Insolvência. Graduação de créditos. Privilégio imobiliário especial. Bem imóvel. Empresa. Constitucionalidade. Lei. Código do trabalho

INSOLVÊNCIA. GRADUAÇÃO DE CRÉDITOS. PRIVILÉGIO IMOBILIÁRIO ESPECIAL. BEM IMÓVEL. EMPRESA. CONSTITUCIONALIDADE. LEI. CÓDIGO DO TRABALHO
APELAÇÃO  Nº
406/14.8TBCVL-A.C1
Relator: ISABEL SILVA
Data do Acordão: 08-07-2015
Tribunal: COMARCA DE CASTELO BRANCO – FUNDÃO – SEC. COMÉRCIO
Legislação: ARTºS 333º, Nº 1, AL. B) DO CÓDIGO DO TRABALHO; 128º DO CIRE.
Sumário:

  1. Se o objeto social da Insolvente consistia no comércio de artigos de vestuário, exercendo tal atividade através duma cadeia de lojas de venda ao público, todas elas arrendadas; se a Insolvente era proprietária de 2 imóveis – um, onde tinha instalados os serviços administrativos e contabilísticos, bem como o armazém a partir do qual tais lojas eram abastecidas, e outro, um talhão de terreno destinado a construção urbana, mas utilizado para parqueamento das viaturas com que procedia à distribuição dos artigos de vestuário pelos diversos pontos de venda -, deve entender-se que tais imóveis estão afectos e integram, de forma estável, a organização empresarial da empresa e, nessa medida, os créditos laborais das trabalhadoras balconistas das lojas têm privilégio imobiliário geral sobre tais prédios.

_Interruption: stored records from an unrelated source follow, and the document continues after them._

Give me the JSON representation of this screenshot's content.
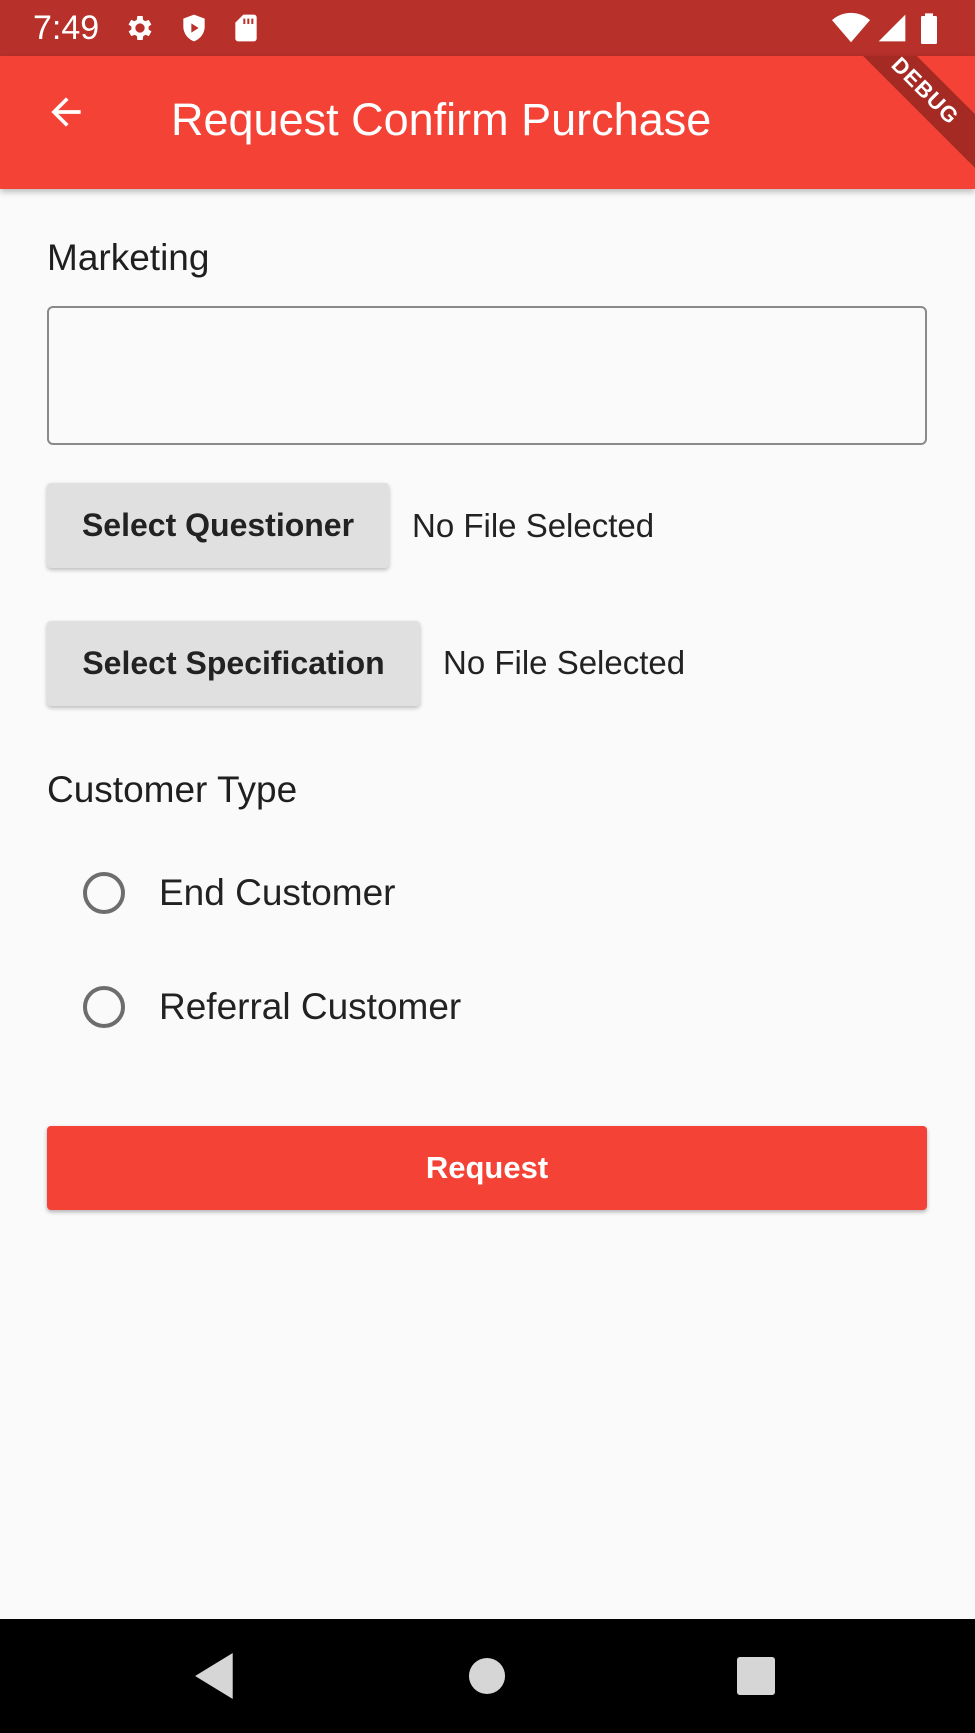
{
  "status_bar": {
    "time": "7:49",
    "left_icons": [
      "gear-icon",
      "shield-icon",
      "sd-card-icon"
    ],
    "right_icons": [
      "wifi-icon",
      "signal-icon",
      "battery-icon"
    ],
    "debug_label": "DEBUG"
  },
  "app_bar": {
    "title": "Request Confirm Purchase",
    "back_icon": "arrow-back-icon",
    "color": "#f44336"
  },
  "form": {
    "marketing_label": "Marketing",
    "marketing_value": "",
    "questioner": {
      "button_label": "Select Questioner",
      "status": "No File Selected"
    },
    "specification": {
      "button_label": "Select Specification",
      "status": "No File Selected"
    },
    "customer_type_label": "Customer Type",
    "customer_type_options": [
      {
        "label": "End Customer",
        "selected": false
      },
      {
        "label": "Referral Customer",
        "selected": false
      }
    ],
    "submit_label": "Request"
  },
  "nav_bar": {
    "buttons": [
      "back-triangle-icon",
      "home-circle-icon",
      "recents-square-icon"
    ]
  }
}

  2. Pelo que, uma vez que os factos demonstram uma conexão funcional entre as funções da trabalhadora T… (vendedora numa das lojas arrendadas) e ambos os imóveis da Insolvente, que eram necessários à forma como tinha organizada a sua empresa e desenvolvia a sua atividade, deve reconhecer-se-lhe o privilégio imobiliário especial sobre ambos esses prédios pertença da Insolvente, independentemente de não prestar serviço no espaço físico desses imóveis.
  3. A interpretação de que o privilégio imobiliário especial referido no art. 333º, nº 1, al. b) do CT concedido aos trabalhadores prefere à hipoteca, não padece de inconstitucionalidade, por violação do princípio da confiança, corolário do princípio do estado de direito (art. 2º), nem o princípio da proporcionalidade ínsito no art. 18º nº 2 da CRP.
  4. Atenta a configuração legal do apenso da “verificação de créditos” regulada no art. 128º e seguintes do CIRE, os princípios do pedido/dispositivo e o da preclusão, no que toca a questões de direito, devem ser perspetivados em função da reclamação de créditos e não das impugnações (art. 130º do CIRE).
  5. Isto porque é perante a reclamação de créditos que o credor manifesta a sua vontade de accionar o seu crédito, definindo-lhe os contornos: art. 128º, nº 1, e respetivas alíneas, do CIRE.
  6. Depois, a pretensão dos credores é sujeita a um primeiro “juízo”, por parte do administrador da insolvência, expresso na lista a que alude o art. 129º, nº 1 do CIRE.
  7. Mas, sob pena de violação do «princípio constitucional da reserva de função jurisdicional» e do «princípio constitucional da legalidade do conteúdo da decisão», ainda que na ausência de impugnações, esse “juízo” do administrador da insolvência pode e deve ser objeto de escrutínio por parte do Tribunal em tudo o que contender com questões de direito.
  8. A preclusão decorrente da ausência de impugnação do juízo” formulado pelo administrador da insolvência (art. 130º, nº 1 do CPC) deve entender-se reportada apenas às questões de facto pois, como decorre do art. 5º, nº 3 do CPC, o tribunal não está sujeito às alegações das partes no tocante à indagação, interpretação e aplicação das regras de direito.
  9. O privilégio imobiliário especial referido no art. 333º, nº 1, al. b) do CT decorre diretamente da lei, pelo que pode e deve ser atendido pelo Tribunal, uma vez verificados os factos pertinentes, ainda que o administrador da insolvência o não tenha reconhecido e o trabalhador não tenha impugnado essa decisão do administrador.